Explanation: With no exchange rates, converting between different currencies is impossible. A currency can always remain unchanged, so USD -> USD returns 1.0.

Solution

def solution(rates, queries):
    import math
    import heapq

    if not rates:
        return [round(float(amount), 10) if src == dst else -1 for src, dst, amount in queries]

    currency_to_id = {}
    for src, dst, rate in rates:
        if src not in currency_to_id:
            currency_to_id[src] = len(currency_to_id)
        if dst not in currency_to_id:
            currency_to_id[dst] = len(currency_to_id)

    # Keep only the best direct rate for each ordered pair.
    best_edge = {}
    for src, dst, rate in rates:
        u = currency_to_id[src]
        v = currency_to_id[dst]
        w = -math.log(rate)
        key = (u, v)
        if key not in best_edge or w < best_edge[key]:
            best_edge[key] = w

    v_count = len(currency_to_id)
    edges = []
    for (u, v), w in best_edge.items():
        edges.append((u, v, w))

    # Bellman-Ford from an implicit super source connected to every vertex with 0 weight.
    # This is equivalent to initializing all distances to 0.
    h = [0.0] * v_count
    for _ in range(v_count - 1):
        updated = False
        for u, v, w in edges:
            candidate = h[u] + w
            if candidate < h[v] - 1e-15:
                h[v] = candidate
                updated = True
        if not updated:
            break

    # Reweight edges so all weights become non-negative.
    graph = [[] for _ in range(v_count)]
    for u, v, w in edges:
        rw = w + h[u] - h[v]
        if rw < 0 and rw > -1e-12:
            rw = 0.0
        graph[u].append((v, rw))

    answers = [None] * len(queries)
    grouped = {}

    for i, (src, dst, amount) in enumerate(queries):
        amount = float(amount)
        if src == dst:
            answers[i] = round(amount, 10)
        elif src not in currency_to_id or dst not in currency_to_id:
            answers[i] = -1
        else:
            s = currency_to_id[src]
            t = currency_to_id[dst]
            grouped.setdefault(s, []).append((i, t, amount))
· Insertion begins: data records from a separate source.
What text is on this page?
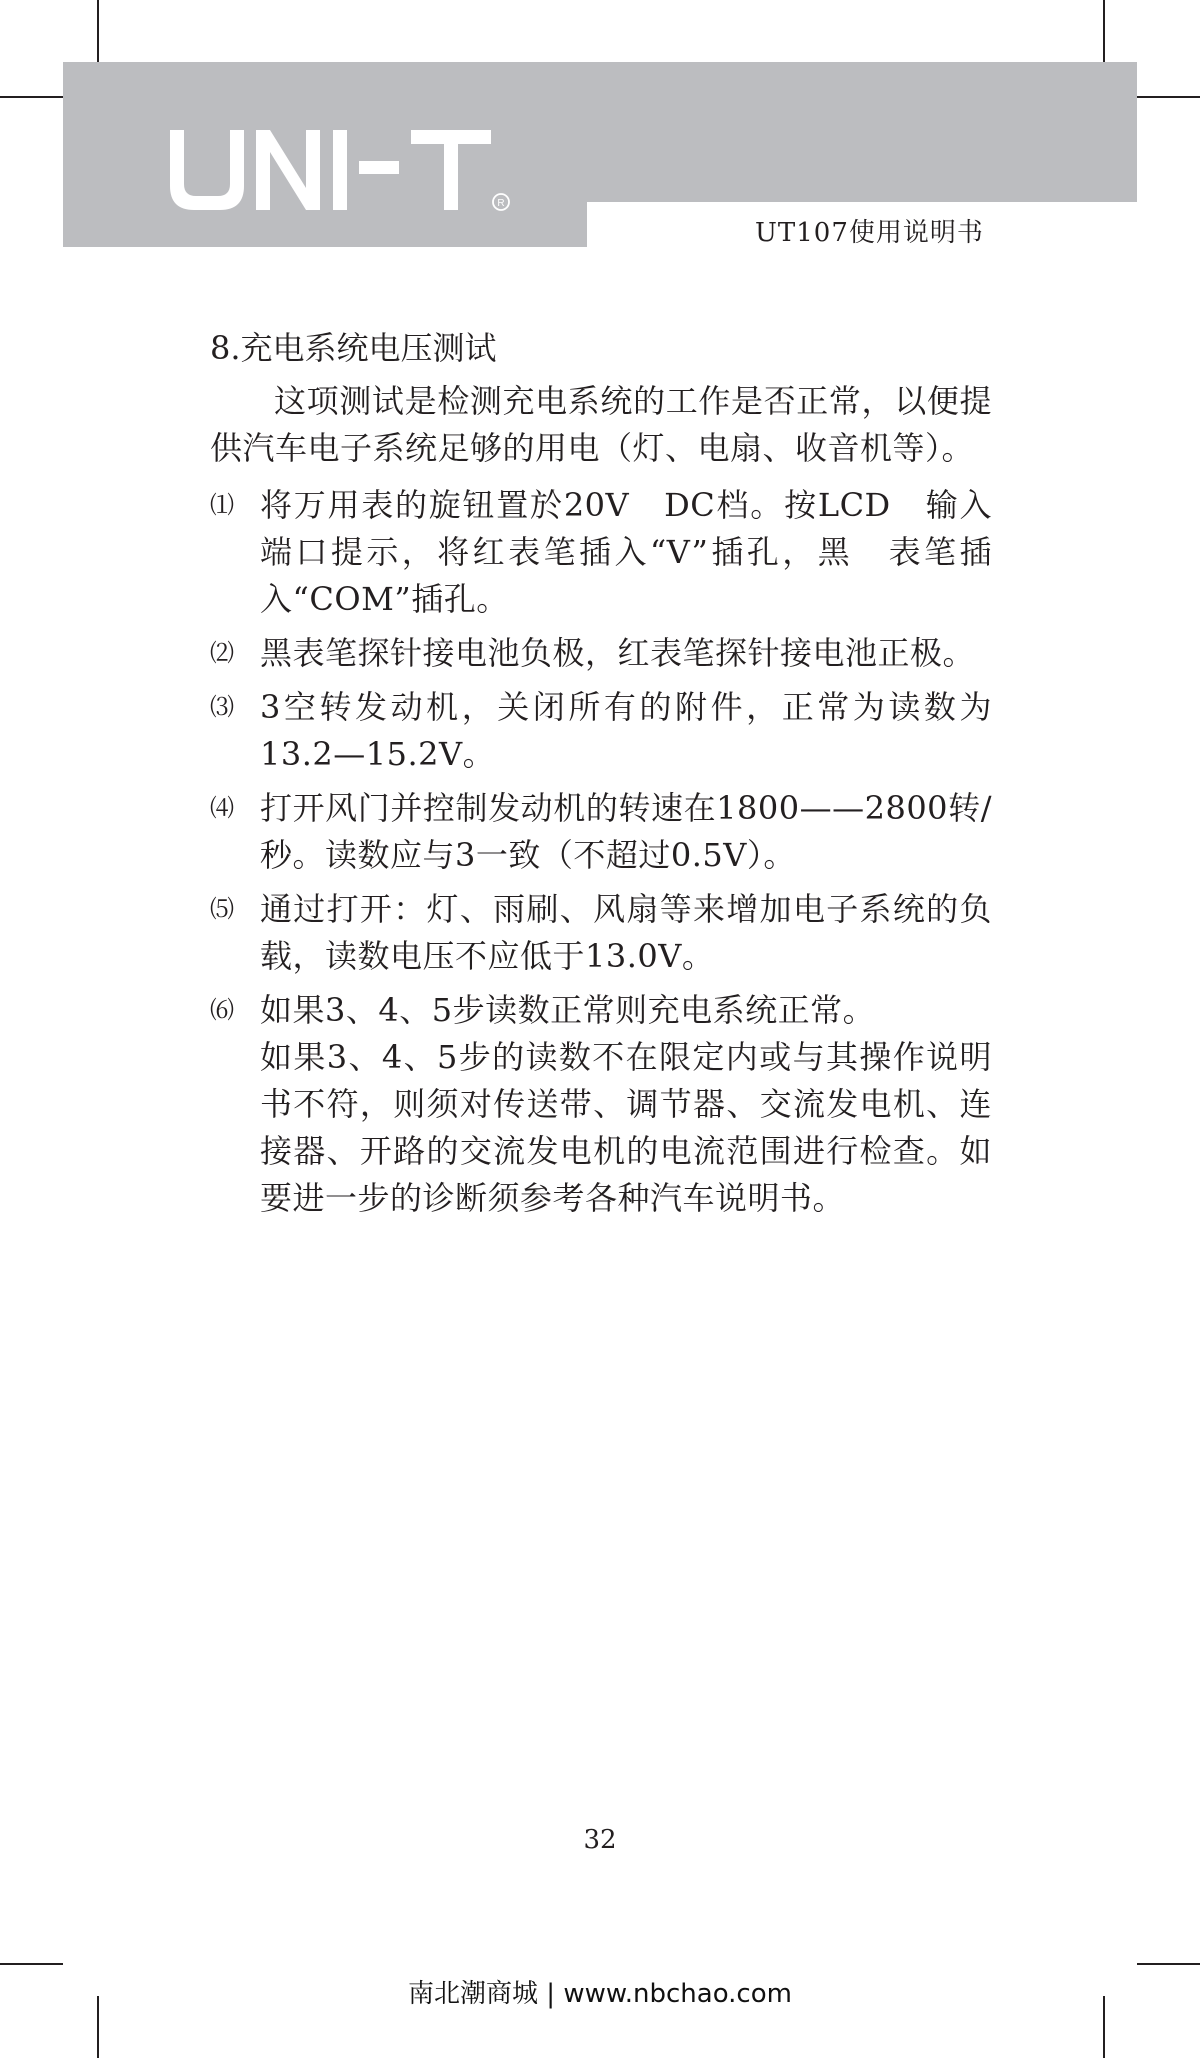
R
UT107使用说明书
8.充电系统电压测试

这项测试是检测充电系统的工作是否正常，以便提供汽车电子系统足够的用电（灯、电扇、收音机等）。

⑴ 将万用表的旋钮置於20V　DC档。按LCD　输入端口提示，将红表笔插入“V”插孔，黑　表笔插入“COM”插孔。
⑵ 黑表笔探针接电池负极，红表笔探针接电池正极。
⑶ 3空转发动机，关闭所有的附件，正常为读数为13.2—15.2V。
⑷ 打开风门并控制发动机的转速在1800——2800转/秒。读数应与3一致（不超过0.5V）。
⑸ 通过打开：灯、雨刷、风扇等来增加电子系统的负载，读数电压不应低于13.0V。
⑹ 如果3、4、5步读数正常则充电系统正常。

如果3、4、5步的读数不在限定内或与其操作说明书不符，则须对传送带、调节器、交流发电机、连接器、开路的交流发电机的电流范围进行检查。如要进一步的诊断须参考各种汽车说明书。

32
南北潮商城 | www.nbchao.com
    for s, bucket in grouped.items():
        dist = [float('inf')] * v_count
        dist[s] = 0.0
        heap = [(0.0, s)]

        while heap:
            d, u = heapq.heappop(heap)
            if d > dist[u] + 1e-15:
                continue
            for v, w in graph[u]:
                nd = d + w
                if nd + 1e-15 < dist[v]:
                    dist[v] = nd
                    heapq.heappush(heap, (nd, v))

        for idx, t, amount in bucket:
            if math.isinf(dist[t]):
                answers[idx] = -1
            else:
                original_dist = dist[t] - h[s] + h[t]
                result = amount * math.exp(-original_dist)
                answers[idx] = round(result, 10)

    return answers

Time complexity: O(V * n + s * (n + V) log V), where V is the number of distinct currencies, n is the number of direct exchange rates, and s <= q is the number of distinct source currencies appearing in the queries.. Space complexity: O(n + V + q).

Hints

A product along a path becomes a sum if you take logarithms. Maximizing a product can be turned into minimizing a path cost.
After transforming each edge weight to `-log(rate)`, the graph has no negative cycles. Reweight once, then run Dijkstra for each distinct query source.

Quick Overview

This question evaluates understanding of graph modeling and path-optimization in directed weighted graphs, specifically reasoning about chained conversions and maximizing multiplicative path weights.